I’m teaching my Youniquely Designed for Ministry workshop this weekend. I usually don’t give out the workbooks prior to the class, preferring to provide some background and instruction before participants jump into the discovery process. However, since we only have this one opportunity to meet together, I handed out the workbooks a couple of weeks in advance.
I received an email from one of the participants yesterday saying that, after looking over the workbook, he and his wife had decided they would prefer to go through the workbook and discuss it together…on their own. He also cited their busy schedules and how it is very difficult for them to find any “extra” time.
Now, I’m well aware that, having had the opportunity to view the material in advance of the class, this young couple may have decided that they aren’t interested in it. But, taking the email at face value, two things came to mind…
Discovery is appropriately worked out in community.
The church by design is one body—one body made up of many members obviously—but one body, nonetheless (1 Corinthians 12; Romans 12:5). The gifts of the Spirit are not for us as individuals, but for the church as a whole, that we would all grow into the maturity of Christ (Ephesians 4:13). Rightly understood, then, gifts discovery belongs in the context of community. Of course, we enjoy and benefit from discussing this with our spouse and/or those with whom we are in close relationship. But to see it as something private is to misunderstand the function of spiritual gifts. My gift(s) is for you and your gift(s) is for me. Discovering and exercising one’s gifts in full view of the community encourages those within the community to do the same, thereby establishing unity and maturity within the body.
Who controls your calendar?
“I just don’t have time” is a phrase on everyone’s lips these days. I say it, too, and I am determined to stop. Who actually controls my calendar? Fate? Or some invisible gremlin who rights stuff on it when I’m not looking? Of course not! I control my calendar. No one writes anything on it but me. Of course, there are some things that I must do because my employers require it of me or because I am part of a family. But, when you get right down to it, the choice is still mine to make—with the understanding that there are consequences to accompany my choice!

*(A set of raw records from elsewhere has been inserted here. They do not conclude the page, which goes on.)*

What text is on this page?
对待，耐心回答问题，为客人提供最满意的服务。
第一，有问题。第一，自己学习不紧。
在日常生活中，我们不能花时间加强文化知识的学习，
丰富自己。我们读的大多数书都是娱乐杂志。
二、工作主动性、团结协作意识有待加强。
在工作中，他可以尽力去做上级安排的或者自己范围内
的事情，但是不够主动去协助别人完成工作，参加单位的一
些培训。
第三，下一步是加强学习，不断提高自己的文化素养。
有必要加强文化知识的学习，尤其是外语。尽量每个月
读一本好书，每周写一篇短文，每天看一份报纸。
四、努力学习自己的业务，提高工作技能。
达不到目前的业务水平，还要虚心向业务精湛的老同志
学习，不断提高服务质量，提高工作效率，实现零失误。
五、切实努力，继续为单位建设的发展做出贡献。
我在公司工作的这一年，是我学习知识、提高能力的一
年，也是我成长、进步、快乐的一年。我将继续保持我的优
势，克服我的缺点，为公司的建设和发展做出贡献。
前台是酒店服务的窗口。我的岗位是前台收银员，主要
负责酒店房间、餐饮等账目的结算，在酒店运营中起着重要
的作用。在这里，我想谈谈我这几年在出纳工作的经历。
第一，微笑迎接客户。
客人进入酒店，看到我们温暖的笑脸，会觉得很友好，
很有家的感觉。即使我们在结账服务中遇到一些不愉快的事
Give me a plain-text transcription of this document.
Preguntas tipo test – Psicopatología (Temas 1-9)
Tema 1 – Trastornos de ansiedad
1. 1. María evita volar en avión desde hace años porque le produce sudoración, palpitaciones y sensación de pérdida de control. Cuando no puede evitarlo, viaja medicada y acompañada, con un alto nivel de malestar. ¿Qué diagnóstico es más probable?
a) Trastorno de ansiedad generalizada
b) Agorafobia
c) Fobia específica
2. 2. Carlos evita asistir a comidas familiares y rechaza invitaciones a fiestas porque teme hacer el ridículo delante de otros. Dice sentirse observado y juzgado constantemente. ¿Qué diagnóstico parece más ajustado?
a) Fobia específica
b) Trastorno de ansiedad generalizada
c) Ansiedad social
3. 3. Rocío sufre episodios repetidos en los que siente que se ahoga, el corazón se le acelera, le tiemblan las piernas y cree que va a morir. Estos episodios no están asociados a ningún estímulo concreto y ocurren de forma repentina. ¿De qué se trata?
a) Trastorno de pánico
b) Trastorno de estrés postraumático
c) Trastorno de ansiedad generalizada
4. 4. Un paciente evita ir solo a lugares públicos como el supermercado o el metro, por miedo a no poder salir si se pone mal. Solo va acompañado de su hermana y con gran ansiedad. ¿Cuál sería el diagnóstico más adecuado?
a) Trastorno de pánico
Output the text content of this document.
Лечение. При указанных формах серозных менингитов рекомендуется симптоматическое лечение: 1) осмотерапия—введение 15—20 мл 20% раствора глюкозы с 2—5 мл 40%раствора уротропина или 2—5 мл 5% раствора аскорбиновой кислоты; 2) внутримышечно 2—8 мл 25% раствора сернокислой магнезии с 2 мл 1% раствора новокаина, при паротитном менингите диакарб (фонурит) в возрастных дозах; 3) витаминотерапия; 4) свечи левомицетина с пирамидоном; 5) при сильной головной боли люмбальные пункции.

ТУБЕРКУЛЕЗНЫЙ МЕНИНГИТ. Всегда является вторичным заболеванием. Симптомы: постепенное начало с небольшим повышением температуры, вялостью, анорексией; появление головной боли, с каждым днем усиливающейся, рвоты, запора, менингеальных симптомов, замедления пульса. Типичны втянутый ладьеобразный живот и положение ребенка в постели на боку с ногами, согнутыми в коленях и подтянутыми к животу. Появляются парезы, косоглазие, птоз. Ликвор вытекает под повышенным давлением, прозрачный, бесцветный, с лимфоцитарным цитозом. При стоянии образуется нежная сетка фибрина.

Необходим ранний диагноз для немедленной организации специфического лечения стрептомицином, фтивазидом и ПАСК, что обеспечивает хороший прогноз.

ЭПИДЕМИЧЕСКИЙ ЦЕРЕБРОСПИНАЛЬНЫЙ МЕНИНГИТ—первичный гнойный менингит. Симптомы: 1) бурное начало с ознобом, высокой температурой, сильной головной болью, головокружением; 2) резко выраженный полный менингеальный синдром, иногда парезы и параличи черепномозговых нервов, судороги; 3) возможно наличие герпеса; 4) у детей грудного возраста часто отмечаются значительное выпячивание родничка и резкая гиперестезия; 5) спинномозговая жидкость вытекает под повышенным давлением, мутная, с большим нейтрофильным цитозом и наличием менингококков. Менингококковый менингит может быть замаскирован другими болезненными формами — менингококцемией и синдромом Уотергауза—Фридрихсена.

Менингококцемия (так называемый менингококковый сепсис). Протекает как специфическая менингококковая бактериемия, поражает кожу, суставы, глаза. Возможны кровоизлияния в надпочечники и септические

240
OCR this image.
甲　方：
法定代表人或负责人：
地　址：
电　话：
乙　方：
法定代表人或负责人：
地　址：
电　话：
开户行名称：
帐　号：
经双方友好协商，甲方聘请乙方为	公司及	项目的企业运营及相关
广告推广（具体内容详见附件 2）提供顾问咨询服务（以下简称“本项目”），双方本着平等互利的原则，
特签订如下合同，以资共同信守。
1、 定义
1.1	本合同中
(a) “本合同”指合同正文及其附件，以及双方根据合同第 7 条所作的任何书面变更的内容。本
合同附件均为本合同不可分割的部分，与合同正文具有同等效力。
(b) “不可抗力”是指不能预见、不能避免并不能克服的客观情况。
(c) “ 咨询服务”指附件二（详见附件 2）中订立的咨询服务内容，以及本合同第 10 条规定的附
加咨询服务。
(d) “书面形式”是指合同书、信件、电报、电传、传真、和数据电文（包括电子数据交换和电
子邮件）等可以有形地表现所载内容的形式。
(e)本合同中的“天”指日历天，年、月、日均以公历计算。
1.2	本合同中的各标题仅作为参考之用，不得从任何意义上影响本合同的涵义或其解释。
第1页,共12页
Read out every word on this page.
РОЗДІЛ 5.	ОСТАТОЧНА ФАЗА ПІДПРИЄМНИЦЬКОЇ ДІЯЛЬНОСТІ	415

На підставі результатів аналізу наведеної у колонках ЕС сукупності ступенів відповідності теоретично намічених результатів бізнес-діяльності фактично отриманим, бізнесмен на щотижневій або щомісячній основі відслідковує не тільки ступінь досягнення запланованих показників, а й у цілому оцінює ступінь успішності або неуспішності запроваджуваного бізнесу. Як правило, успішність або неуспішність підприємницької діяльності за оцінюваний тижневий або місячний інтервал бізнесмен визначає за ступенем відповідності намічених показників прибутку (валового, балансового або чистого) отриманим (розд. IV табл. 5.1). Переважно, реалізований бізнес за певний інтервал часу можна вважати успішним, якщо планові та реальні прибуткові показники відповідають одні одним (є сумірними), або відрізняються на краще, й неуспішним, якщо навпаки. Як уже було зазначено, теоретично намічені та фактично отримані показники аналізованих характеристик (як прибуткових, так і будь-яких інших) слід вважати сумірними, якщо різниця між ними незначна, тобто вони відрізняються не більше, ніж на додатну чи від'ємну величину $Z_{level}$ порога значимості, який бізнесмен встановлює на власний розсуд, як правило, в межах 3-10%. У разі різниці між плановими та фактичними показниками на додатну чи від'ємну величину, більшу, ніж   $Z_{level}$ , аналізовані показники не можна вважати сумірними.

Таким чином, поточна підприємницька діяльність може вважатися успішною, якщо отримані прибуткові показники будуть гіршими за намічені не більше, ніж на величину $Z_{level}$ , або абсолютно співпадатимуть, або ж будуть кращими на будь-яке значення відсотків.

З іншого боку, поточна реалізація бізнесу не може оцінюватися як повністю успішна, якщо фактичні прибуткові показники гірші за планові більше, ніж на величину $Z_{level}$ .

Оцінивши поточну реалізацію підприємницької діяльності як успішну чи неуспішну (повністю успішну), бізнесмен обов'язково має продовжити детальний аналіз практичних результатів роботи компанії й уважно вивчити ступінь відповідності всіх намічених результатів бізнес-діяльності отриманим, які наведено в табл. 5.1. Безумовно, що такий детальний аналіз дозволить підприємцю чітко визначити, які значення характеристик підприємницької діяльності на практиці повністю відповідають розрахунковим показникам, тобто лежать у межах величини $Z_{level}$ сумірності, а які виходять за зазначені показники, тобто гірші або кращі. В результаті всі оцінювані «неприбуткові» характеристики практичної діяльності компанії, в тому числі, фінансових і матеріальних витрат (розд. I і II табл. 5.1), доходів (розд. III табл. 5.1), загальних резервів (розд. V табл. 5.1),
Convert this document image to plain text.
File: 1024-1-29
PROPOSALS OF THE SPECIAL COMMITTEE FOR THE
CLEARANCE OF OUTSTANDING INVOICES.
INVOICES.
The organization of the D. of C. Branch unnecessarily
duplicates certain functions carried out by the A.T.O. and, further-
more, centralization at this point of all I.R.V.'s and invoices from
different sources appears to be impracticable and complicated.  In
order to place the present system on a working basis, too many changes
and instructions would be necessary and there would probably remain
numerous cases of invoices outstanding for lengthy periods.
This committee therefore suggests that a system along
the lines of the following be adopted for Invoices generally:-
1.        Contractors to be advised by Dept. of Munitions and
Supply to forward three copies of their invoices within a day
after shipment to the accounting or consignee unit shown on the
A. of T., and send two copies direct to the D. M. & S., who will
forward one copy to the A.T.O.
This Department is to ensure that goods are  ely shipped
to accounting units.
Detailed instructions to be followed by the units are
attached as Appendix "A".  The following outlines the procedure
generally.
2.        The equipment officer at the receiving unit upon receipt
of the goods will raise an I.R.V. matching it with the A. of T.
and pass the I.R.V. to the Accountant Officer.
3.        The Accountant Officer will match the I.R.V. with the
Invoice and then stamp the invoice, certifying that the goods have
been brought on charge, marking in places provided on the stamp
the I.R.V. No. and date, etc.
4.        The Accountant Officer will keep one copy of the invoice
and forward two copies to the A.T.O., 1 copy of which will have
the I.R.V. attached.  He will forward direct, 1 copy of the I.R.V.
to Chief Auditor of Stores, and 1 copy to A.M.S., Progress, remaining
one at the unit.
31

The question I want to ask that young couple is, What do you really want? Because whatever you truly desire—whatever you are really passionate about—will motivate you to organize and prioritize your calendar to make room for it. The consequence of allowing circumstances to control your calendar is that your deepest desires will never be actualized, your life will lack purpose and meaning, and the body of Christ to which you belong will be left wanting that which God created you to contribute.